Der Bundesrat hat in seiner 816. Sitzung am 4. November 2005 gemäß §§ 3 und 5 EUZBLG die folgende Stellungnahme beschlossen:
- 1. Der Bundesrat unterstützt im Grundsatz die Zielsetzung, innerhalb der EU die Grundlage für vergleichbare statistische Grunddaten über das Migrationsgeschehen und das Flüchtlingswesen zu schaffen. Dabei muss sich die Harmonisierung der statistischen Anforderungen auf das für die Durchführung der Gemeinschaftsaufgaben zwingend erforderliche Maß beschränken.
- 2. Der Bundesrat stellt fest, dass die seither in Deutschland zu den vorgenannten Bereichen vorliegenden Daten als Grundlage für das politische Handeln ausreichend waren und sind und es deshalb nicht einsichtig ist, wenn die Kommission unter dem Deckmantel der Harmonisierung einen weitergehenden Datenbedarf geltend macht. Er ist der Ansicht, dass die EU-weite Harmonisierung nicht immer auf dem tendenziell höchsten Niveau erfolgen muss.

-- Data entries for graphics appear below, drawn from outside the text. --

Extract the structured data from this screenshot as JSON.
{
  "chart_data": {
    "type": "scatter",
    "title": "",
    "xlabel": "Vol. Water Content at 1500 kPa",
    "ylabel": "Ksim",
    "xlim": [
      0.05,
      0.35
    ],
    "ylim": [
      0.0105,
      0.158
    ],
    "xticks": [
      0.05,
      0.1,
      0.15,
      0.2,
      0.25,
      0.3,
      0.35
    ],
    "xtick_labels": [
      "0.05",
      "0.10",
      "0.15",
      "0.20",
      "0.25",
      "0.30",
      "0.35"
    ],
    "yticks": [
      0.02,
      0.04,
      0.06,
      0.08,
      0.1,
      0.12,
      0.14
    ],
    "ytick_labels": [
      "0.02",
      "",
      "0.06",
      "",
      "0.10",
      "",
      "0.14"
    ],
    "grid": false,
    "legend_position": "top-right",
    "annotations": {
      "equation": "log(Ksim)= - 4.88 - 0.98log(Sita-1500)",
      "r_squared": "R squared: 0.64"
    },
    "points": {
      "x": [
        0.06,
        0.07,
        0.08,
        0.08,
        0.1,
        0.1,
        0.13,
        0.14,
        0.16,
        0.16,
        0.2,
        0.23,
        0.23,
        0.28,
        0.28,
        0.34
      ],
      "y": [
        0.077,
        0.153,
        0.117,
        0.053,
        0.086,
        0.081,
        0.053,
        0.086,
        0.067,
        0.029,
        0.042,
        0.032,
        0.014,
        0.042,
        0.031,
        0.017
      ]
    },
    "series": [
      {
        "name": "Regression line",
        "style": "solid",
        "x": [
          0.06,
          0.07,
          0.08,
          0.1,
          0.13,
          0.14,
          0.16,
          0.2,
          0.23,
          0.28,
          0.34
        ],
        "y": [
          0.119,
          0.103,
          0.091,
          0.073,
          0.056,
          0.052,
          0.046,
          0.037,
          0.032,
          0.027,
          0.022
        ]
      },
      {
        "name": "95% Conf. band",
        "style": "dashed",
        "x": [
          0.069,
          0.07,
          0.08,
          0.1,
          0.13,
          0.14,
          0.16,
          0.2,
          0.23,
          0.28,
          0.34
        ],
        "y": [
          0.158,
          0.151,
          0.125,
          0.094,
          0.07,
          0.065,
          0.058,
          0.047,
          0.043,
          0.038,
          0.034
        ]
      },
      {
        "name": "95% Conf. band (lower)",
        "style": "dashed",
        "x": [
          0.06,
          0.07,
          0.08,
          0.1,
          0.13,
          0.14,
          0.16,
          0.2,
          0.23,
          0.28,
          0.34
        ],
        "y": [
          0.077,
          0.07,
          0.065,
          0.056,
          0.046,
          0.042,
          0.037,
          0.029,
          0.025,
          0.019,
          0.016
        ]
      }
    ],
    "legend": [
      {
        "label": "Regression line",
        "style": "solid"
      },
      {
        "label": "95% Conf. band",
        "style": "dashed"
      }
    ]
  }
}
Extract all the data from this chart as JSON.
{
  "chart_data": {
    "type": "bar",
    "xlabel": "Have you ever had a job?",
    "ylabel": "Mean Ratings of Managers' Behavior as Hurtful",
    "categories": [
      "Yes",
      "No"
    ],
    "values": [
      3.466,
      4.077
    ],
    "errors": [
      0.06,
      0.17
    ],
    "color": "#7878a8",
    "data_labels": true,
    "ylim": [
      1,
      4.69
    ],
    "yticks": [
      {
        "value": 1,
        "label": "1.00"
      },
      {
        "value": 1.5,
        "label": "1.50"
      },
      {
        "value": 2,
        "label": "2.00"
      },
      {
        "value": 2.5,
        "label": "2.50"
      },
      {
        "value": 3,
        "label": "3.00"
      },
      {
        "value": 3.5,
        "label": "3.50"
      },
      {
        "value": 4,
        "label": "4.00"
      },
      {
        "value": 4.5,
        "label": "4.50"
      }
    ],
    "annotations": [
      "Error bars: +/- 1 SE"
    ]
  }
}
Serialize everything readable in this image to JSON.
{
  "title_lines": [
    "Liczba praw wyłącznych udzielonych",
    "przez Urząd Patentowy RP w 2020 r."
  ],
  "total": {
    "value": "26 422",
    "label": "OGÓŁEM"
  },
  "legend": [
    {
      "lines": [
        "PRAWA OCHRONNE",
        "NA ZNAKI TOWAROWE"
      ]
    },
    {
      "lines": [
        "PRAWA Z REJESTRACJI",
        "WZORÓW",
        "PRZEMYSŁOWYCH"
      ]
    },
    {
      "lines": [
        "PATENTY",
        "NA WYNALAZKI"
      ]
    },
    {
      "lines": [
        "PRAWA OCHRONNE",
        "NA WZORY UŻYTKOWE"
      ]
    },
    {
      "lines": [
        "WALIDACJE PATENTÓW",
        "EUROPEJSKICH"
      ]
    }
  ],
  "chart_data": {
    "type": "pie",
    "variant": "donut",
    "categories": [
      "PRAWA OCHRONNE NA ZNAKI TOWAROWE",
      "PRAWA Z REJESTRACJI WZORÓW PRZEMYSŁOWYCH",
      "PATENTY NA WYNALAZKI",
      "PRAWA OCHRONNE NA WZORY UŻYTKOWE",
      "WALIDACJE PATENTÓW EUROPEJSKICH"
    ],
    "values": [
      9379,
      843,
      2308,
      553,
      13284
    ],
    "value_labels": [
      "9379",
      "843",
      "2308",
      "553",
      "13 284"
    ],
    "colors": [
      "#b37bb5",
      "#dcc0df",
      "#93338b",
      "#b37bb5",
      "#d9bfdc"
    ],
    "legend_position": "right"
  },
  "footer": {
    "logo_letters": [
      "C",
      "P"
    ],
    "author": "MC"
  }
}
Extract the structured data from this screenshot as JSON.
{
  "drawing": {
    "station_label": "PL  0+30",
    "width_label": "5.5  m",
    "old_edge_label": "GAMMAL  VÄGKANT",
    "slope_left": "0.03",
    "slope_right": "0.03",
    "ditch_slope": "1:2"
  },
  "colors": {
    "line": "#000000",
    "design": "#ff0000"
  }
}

- 3. Der Bundesrat weist darauf hin, dass die Erhebung von Gemeinschaftsstatistiken von der in der Vorlage genannten Befugnisnorm des Artikels 285 EGV nicht gedeckt ist, soweit sie in ihrer Zielsetzung über eine Steuerung des Migrations- und Flüchtlingswesens hinausgeht. Das gilt für die in den Erwägungsgründen genannte Bewertung des Menschenhandels ebenso wie für die Steuerung des Arbeitsmarktzugangs.
- 4. Der Bundesrat stellt weiter fest, dass der Vorschlag der Kommission in erheblichem Umfang die Erhebung neuer Daten und Informationen erfordert. So werden in dem Vorschlag als Zu- und Abwanderer - Zentralbegriffe des Vorschlags - Personen definiert, die ihren üblichen Aufenthalt voraussichtlich für mehr als zwölf Monate verlegen. Derartige Informationen sind gegenwärtig nicht verfügbar. Zudem sollen die Mitgliedstaaten verpflichtet werden, umfassendes Datenmaterial über die Zahl der von den Gerichten in asyl- und ausländerrechtlichen Rechtsmittelverfahren getroffenen Entscheidungen - untergliedert nach Verfahrensgegenstand sowie Alter, Geschlecht und Staatsangehörigkeit der betroffenen Personen - an Eurostat zu übermitteln (vgl. Artikel 1 Buchstabe c und Artikel 4 Nr. 2). Erhebungen derartigen Umfangs können im Hinblick auf den außerordentlich hohen Aufwand von der Verwaltungsgerichtsbarkeit nicht geleistet werden.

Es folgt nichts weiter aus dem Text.